The poorest households are not the only ones exposed. Many families in developing economies live just above middle-income poverty thresholds, where a slowdown in earnings, remittances or job creation can quickly erase fragile gains. The danger is not only a sudden rise in extreme poverty, but a broader slide in economic security among households that had only recently moved above vulnerability lines.
Remittances and Fertiliser Are the Next Fault Lines
The Middle East shock is spreading through different regions in different ways. In South Asia, remittances from Gulf economies remain a crucial buffer. UNDP estimates that India, Pakistan and Bangladesh receive around USD 80 billion annually in GCC-linked remittance flows. Even a modest 5% to 10% disruption would mean USD 4 billion to USD 8 billion in reduced household and foreign-exchange inflows.
For millions of families, these flows support consumption, education, healthcare, debt repayment and housing. But remittances are not automatically resilient. If Gulf labour demand weakens, wage payments are delayed, migrant living costs rise, payment systems are disrupted or return migration increases, remittances could shift from being a shock absorber to a transmission channel.
In Africa, the sharper risk lies in fertiliser and food systems. UNDP warns that higher fertiliser prices and disrupted planting seasons could turn today's input shock into tomorrow's harvest shock. Fertiliser prices are projected to rise by 31% in 2026, driven by a 60% increase in urea prices, while Africa imports roughly 80% of its fertiliser requirements.

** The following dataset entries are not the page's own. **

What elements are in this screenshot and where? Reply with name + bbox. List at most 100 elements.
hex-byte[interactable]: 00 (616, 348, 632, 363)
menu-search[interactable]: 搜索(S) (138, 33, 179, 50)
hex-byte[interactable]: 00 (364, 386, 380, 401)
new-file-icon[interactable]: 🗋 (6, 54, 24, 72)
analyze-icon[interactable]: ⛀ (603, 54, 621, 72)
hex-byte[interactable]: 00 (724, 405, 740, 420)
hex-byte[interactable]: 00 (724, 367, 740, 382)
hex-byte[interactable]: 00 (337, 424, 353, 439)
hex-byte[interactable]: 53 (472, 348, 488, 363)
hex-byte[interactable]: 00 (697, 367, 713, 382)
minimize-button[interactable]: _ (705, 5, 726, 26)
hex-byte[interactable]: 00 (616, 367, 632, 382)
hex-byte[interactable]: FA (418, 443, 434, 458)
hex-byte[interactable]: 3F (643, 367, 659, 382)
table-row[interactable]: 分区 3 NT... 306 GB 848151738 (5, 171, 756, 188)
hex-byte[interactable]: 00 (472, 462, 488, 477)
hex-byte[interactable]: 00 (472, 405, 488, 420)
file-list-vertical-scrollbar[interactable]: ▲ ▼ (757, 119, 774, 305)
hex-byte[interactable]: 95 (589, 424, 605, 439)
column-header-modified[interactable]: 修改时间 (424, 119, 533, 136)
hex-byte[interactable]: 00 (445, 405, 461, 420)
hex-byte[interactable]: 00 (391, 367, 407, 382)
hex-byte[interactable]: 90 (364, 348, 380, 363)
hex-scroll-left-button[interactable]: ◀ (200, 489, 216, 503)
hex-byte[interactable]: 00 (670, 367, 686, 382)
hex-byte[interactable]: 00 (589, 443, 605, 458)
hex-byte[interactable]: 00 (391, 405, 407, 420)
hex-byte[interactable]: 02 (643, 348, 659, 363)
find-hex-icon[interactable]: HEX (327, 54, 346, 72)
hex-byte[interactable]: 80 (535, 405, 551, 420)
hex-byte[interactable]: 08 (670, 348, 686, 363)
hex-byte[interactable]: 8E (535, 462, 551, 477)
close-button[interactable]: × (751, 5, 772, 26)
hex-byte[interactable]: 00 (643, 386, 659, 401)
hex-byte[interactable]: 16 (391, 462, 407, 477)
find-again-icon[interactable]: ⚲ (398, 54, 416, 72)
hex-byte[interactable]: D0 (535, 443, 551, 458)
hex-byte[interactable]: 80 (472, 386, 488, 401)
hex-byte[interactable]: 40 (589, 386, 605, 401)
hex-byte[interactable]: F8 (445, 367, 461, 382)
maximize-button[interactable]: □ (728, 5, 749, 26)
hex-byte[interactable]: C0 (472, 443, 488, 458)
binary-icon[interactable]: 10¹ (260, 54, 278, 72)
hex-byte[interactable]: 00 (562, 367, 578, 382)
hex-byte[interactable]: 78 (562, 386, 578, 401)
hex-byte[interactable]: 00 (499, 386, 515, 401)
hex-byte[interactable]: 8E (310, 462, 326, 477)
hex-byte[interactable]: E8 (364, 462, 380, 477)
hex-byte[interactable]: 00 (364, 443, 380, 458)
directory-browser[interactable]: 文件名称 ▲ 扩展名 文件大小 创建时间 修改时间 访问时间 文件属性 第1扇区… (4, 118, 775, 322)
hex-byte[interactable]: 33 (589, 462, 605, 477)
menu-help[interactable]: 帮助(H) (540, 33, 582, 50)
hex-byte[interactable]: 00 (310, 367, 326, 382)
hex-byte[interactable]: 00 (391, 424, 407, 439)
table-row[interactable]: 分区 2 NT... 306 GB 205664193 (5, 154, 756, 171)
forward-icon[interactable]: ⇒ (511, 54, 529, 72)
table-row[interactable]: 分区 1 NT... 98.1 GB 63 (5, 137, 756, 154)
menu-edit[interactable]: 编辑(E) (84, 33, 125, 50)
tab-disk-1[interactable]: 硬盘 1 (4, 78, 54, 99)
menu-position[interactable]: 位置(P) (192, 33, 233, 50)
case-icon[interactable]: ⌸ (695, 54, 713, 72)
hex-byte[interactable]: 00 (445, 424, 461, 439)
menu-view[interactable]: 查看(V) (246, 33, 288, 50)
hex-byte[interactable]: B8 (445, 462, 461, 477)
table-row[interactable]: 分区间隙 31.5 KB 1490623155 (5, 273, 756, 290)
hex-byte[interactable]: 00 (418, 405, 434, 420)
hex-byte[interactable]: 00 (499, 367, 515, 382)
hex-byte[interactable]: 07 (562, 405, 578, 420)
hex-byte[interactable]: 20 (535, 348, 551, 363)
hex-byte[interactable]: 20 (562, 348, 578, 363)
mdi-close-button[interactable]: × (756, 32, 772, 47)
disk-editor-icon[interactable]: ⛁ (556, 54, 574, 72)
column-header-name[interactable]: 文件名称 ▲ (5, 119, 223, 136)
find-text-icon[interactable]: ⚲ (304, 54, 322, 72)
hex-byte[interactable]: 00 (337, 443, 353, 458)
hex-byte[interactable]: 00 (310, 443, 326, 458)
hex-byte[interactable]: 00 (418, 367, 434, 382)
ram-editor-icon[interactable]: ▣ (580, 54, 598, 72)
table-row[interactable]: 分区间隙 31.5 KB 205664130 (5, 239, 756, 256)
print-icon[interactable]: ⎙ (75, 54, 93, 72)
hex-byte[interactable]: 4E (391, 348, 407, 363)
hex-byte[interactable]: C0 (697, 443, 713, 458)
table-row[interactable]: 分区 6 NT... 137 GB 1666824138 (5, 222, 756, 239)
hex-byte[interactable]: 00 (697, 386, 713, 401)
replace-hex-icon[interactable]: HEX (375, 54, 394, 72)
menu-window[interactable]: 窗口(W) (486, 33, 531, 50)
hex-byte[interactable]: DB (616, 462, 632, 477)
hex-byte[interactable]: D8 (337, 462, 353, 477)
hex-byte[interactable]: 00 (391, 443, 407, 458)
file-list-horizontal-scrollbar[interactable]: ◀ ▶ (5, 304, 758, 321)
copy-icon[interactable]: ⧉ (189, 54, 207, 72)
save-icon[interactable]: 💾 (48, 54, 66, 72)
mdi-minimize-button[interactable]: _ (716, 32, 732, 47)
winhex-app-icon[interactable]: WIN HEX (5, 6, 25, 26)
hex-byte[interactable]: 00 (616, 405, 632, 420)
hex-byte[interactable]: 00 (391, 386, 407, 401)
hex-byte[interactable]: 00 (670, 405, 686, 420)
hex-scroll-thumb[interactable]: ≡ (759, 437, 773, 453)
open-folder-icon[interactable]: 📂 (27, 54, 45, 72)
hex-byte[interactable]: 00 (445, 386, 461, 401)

Planting decisions are still being made in parts of West, Central and East Africa. Delays in procurement, shipping or delivery could reduce fertiliser use, weaken yields and tighten food supplies months after energy prices stabilize, making fertiliser access a strategic food-security issue, not just an agricultural input concern.
The Fiscal Shield Could Become the Next Crisis
Energy subsidies are now the biggest trade-off. They protect households and firms in the short term, but they are expensive, often poorly targeted and difficult to unwind. UNDP estimates that global fossil fuel subsidies are on track to reach about USD 1.1 trillion in 2026 and could rise to USD 1.43 trillion in a severe scenario where average oil prices reach USD 110 per barrel. It would represent an increase of USD 410 billion to USD 740 billion from 2025.

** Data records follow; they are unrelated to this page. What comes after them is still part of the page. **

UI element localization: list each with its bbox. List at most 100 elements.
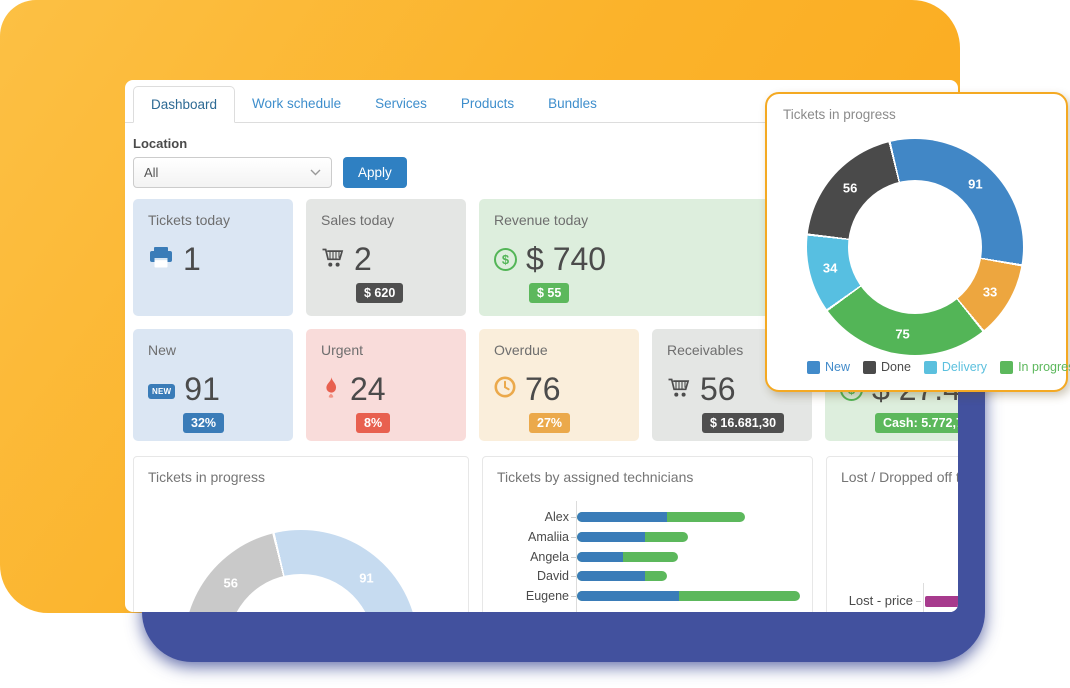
technician-row-angela: Angela	[483, 547, 812, 567]
stat-card-value: $ 740	[526, 241, 607, 277]
axis-tick	[571, 596, 576, 597]
tickets-popup-donut-chart: 91 33 75 34 56	[807, 139, 1023, 355]
stat-card-title: Tickets today	[148, 212, 230, 228]
legend-swatch	[923, 360, 937, 374]
technician-row-eugene: Eugene	[483, 586, 812, 606]
stat-card-title: New	[148, 342, 177, 358]
tickets-in-progress-title: Tickets in progress	[148, 469, 265, 485]
legend-swatch	[1000, 360, 1014, 374]
stat-card-badge: 32%	[183, 413, 225, 433]
stat-card-badge: $ 620	[356, 283, 404, 303]
stat-card-badge: $ 16.681,30	[702, 413, 785, 433]
tab-dashboard[interactable]: Dashboard	[133, 86, 236, 123]
stat-card-value: 76	[525, 371, 561, 407]
donut-faded-hole	[228, 574, 374, 612]
technician-bar-blue-segment	[577, 551, 623, 562]
technician-name: Angela	[530, 549, 569, 564]
legend-item-delivery: Delivery	[923, 360, 988, 374]
technician-bar	[577, 551, 678, 562]
flame-icon	[326, 376, 337, 398]
page-background: Dashboard Work schedule Services Products Bu…	[0, 0, 1070, 688]
technicians-card: Tickets by assigned technicians Alex Amal…	[482, 456, 813, 612]
donut-segment-label-pending: 33	[982, 284, 998, 300]
technician-name: Amaliia	[528, 529, 569, 544]
stat-card-badge: 8%	[356, 413, 391, 433]
legend-label: Done	[881, 360, 911, 374]
technician-bar-blue-segment	[577, 571, 645, 582]
lost-dropped-title: Lost / Dropped off tickets	[841, 469, 958, 485]
new-badge-icon: NEW	[148, 383, 176, 399]
dollar-circle-icon: $	[494, 248, 517, 271]
technician-bar	[577, 531, 688, 542]
tab-work-schedule[interactable]: Work schedule	[235, 86, 358, 122]
printer-icon	[150, 246, 172, 267]
donut-segment-label-new: 91	[968, 176, 983, 192]
legend-item-new: New	[807, 360, 850, 374]
tab-services[interactable]: Services	[358, 86, 444, 122]
donut-popup-hole	[848, 180, 982, 314]
axis-tick	[571, 536, 576, 538]
apply-button[interactable]: Apply	[343, 157, 407, 188]
stat-card-main: 2	[321, 241, 451, 278]
technician-name: Alex	[544, 510, 569, 524]
chevron-down-icon	[310, 169, 321, 176]
cart-icon	[668, 378, 690, 397]
location-select[interactable]: All	[133, 157, 332, 188]
stat-card-overdue: Overdue 76 27%	[479, 329, 639, 441]
stat-card-main: 1	[148, 241, 278, 278]
lost-price-label: Lost - price	[848, 593, 913, 608]
legend-label: Delivery	[941, 360, 988, 374]
stat-card-new: New NEW 91 32%	[133, 329, 293, 441]
technician-bar	[577, 512, 745, 522]
lost-axis-line	[923, 583, 924, 612]
clock-icon	[494, 376, 516, 398]
legend-swatch	[863, 360, 877, 374]
stat-card-badge: 27%	[529, 413, 571, 433]
stat-card-value: 56	[700, 371, 736, 407]
donut-legend: NewDoneDeliveryIn progressPending	[807, 360, 1070, 374]
stat-card-badge: $ 55	[529, 283, 570, 303]
stat-card-main: 24	[321, 371, 451, 408]
donut-segment-label-new: 91	[359, 570, 374, 586]
axis-tick	[571, 556, 576, 558]
axis-tick	[916, 601, 921, 602]
tickets-in-progress-card: Tickets in progress 9133753456	[133, 456, 469, 612]
stat-card-title: Urgent	[321, 342, 364, 358]
axis-tick	[571, 576, 576, 578]
legend-item-done: Done	[863, 360, 911, 374]
stat-card-sales-today: Sales today 2 $ 620	[306, 199, 466, 316]
stat-card-title: Sales today	[321, 212, 395, 228]
stat-card-urgent: Urgent 24 8%	[306, 329, 466, 441]
technicians-title: Tickets by assigned technicians	[497, 469, 694, 485]
legend-label: New	[825, 360, 851, 374]
tickets-popup-title: Tickets in progress	[783, 107, 896, 122]
technician-bar	[577, 591, 800, 601]
donut-segment-label-done: 56	[842, 180, 858, 196]
technician-bar	[577, 571, 667, 582]
technician-row-alex: Alex	[483, 507, 812, 527]
stat-card-value: 1	[183, 241, 201, 277]
stat-card-title: Overdue	[494, 342, 548, 358]
stat-card-tickets-today: Tickets today 1	[133, 199, 293, 316]
cart-icon	[322, 248, 344, 267]
legend-item-in-progress: In progress	[1000, 360, 1070, 374]
stat-card-value: 91	[184, 371, 220, 407]
technician-bar-blue-segment	[577, 512, 667, 522]
technician-row-david: David	[483, 566, 812, 586]
technician-bar-blue-segment	[577, 591, 679, 601]
tickets-popup: Tickets in progress 91 33 75 34 56 New Done De…	[765, 92, 1070, 392]
technician-name: David	[537, 569, 569, 584]
lost-dropped-card: Lost / Dropped off tickets Lost - price	[826, 456, 958, 612]
axis-tick	[571, 517, 576, 518]
donut-segment-label-done: 56	[223, 575, 238, 591]
technician-name: Eugene	[525, 589, 569, 603]
donut-segment-label-in-progress: 75	[895, 326, 910, 342]
stat-card-main: NEW 91	[148, 371, 278, 408]
technician-bar-blue-segment	[577, 531, 645, 542]
stat-card-value: 24	[350, 371, 386, 407]
donut-segment-label-delivery: 34	[822, 260, 838, 276]
legend-label: In progress	[1018, 360, 1070, 374]
tab-products[interactable]: Products	[444, 86, 531, 122]
tab-bundles[interactable]: Bundles	[531, 86, 614, 122]
stat-card-main: 76	[494, 371, 624, 408]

For developing economies, this is colliding with a debt problem that was already severe. Close to half of the poorest countries are either "in" or at "high risk" of debt distress, while nearly 60% of developing economies with sovereign credit ratings are rated "highly speculative or worse."

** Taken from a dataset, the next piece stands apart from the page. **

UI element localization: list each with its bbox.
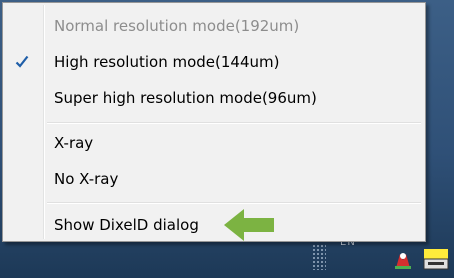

Debt service is also eating into public revenue. The median developing economy is estimated to spend 9.53% of total government revenue on interest payments in 2026, double the share of a decade ago and the highest level in 25 years. Over 2024–2026, 55 developing economies are estimated to spend more than 10% of revenue on interest payments.
The next phase will test whether governments can move from broad emergency cushioning to targeted protection. UNDP argues that fiscal support should be temporary and focused on vulnerable populations and critical sectors, while broad-based subsidies should be avoided. Yet only about 25% of government price-support measures introduced in response to the 2026 energy crisis have so far been targeted.
The Middle East shock is now a development-finance test, a food-security warning and a poverty-risk signal. If oil prices stabilize, remittances hold, fertiliser reaches farmers and subsidies are gradually redirected toward targeted support, the worst outcomes may still be avoided. If not, the crisis could leave a deeper legacy: weaker budgets, higher debt, delayed development spending and millions more people pushed back toward economic insecurity.